Introduction
Commercial leases often last for ten or more years. The original intentions of the parties often change and frequently landlords and tenants agree that the original lease must be varied to reflect fresh commercial terms or changes in circumstance.
Often the way in which a lease is varied is not considered in any great detail, which can result in some serious consequences for landlords anxious as ever to preserve their investment.
Formalities of variation
A lease entered into as a deed between the parties should properly be varied by way of a formal deed of variation. This is not always the case. In Norfolk County Council -v- Dencora Properties (1995) a lease had been entered into with an option to determine being granted to the tenant. The tenant alleged that the option had been varied within the lease by correspondence. The tenant's argument failed and it was held that the terms of the lease had not been varied and the tenant failed to establish that there had been an agreement to vary the lease, which would then lead to a variation.
It is essential that the parties take clear advice as to exactly how to formulate any variations that have been agreed.
Continuing liability of tenants
Landlords need to be particularly careful in seeking to agree and document variations where a lease has been assigned by an original tenant. An important issue is whether or not the original tenant remains bound by any variation agreed after an assignment.
The Court of Appeal in the case of Friends Provident -v- British Railways Board (1995) drew a distinction between a variation giving rise to an obligation not originally contemplated by the parties and the position where the provisions of the lease allow for some future variation of the tenant's obligations. A typical example of this is a rent review clause, where the original tenant will remain bound to perform its obligations as to payment of the varied rent.
It has been established that where there is a variation of a fundamental term of the lease, such is the extent of the demise or length of the term, there is an implied surrender of the original lease and a regrant of a new lease on the varied terms. An obvious implication of this for a landlord is that the Landlord and Tenant (Covenants) Act 1995 will apply to the new lease as a new tenancy with the consequent release of an original tenant from ongoing liability. Another unintended consequence could be the release of any guarantors or other assignees who have given direct covenants to the landlord at any time before the implied surrender. A tenant may have an additional liability for stamp duty on the new lease and, if registrable at HM Land Registry, would have to re-register the lease.
The practical way in which to avoid these possible pitfalls is for the landlord to deal with an extension of the term by way of a grant of a reversionary lease which would commence the moment the existing lease came to an end. Any extension to the demise should be dealt with by way of supplemental lease.
Guarantors
The position under general law is that unless the guarantor covenant in a lease specifically provides to the contrary, a variation in the terms of a lease between the landlord and tenant, if it could prejudice the guarantor, will release the guarantor unless it has given consent to the variation. The release will be from all liability under the lease, not merely additional liability for the guarantor's additional liability.
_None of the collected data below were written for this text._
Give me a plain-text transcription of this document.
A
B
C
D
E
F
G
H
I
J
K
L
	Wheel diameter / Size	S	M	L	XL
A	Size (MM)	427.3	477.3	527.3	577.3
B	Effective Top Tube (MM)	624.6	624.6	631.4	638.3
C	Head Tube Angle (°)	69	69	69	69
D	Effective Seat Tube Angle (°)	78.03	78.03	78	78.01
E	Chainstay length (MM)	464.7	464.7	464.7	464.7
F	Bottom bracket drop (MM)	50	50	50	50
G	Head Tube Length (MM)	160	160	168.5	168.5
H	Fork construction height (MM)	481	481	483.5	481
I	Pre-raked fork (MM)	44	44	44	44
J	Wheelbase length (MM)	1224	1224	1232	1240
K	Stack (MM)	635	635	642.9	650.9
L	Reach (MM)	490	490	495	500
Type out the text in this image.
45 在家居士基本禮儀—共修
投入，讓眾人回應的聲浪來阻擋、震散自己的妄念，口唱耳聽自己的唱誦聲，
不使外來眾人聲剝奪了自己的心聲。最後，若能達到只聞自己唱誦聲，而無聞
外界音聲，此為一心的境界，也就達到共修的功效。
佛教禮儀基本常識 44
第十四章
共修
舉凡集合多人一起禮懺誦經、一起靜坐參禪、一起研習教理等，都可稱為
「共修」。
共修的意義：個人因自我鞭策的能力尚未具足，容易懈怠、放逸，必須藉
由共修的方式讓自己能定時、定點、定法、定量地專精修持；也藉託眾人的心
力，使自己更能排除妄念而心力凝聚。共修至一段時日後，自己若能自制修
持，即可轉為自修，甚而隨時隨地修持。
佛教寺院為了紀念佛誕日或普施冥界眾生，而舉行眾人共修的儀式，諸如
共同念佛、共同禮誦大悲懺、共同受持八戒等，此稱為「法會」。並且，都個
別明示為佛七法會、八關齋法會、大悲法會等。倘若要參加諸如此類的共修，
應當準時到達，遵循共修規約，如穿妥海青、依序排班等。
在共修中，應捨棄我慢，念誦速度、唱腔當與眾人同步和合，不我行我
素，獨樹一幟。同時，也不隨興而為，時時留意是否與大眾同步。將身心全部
Section 18 of the Landlord and Tenant (Covenants ) Act 1995 does contain provisions that seek to restrict a former tenant's liability to any increase in liability after the variation which may be by deed or side letter has been entered into.
The Contract (Rights of Third Parties) Bill
Variations of leases would appear to be about to become still more complicated! Under the proposed Contract (Rights of Third Parties) Bill which is due to become law later this year and which contains provisions enabling a third party to enforce the terms of a contract, the parties to a contract may not by agreement vary the contract so as to alter that third party's entitlement. Although the precise implications of this proposed legislation have yet to be fully defined, it may well be the case that a tenant within a multi-let building may be able to argue that variations between a landlord and another tenant could fall foul of these provisions. It does appear likely that leases as well as agreement for leases would be treated as contracts for the purpose of this legislation.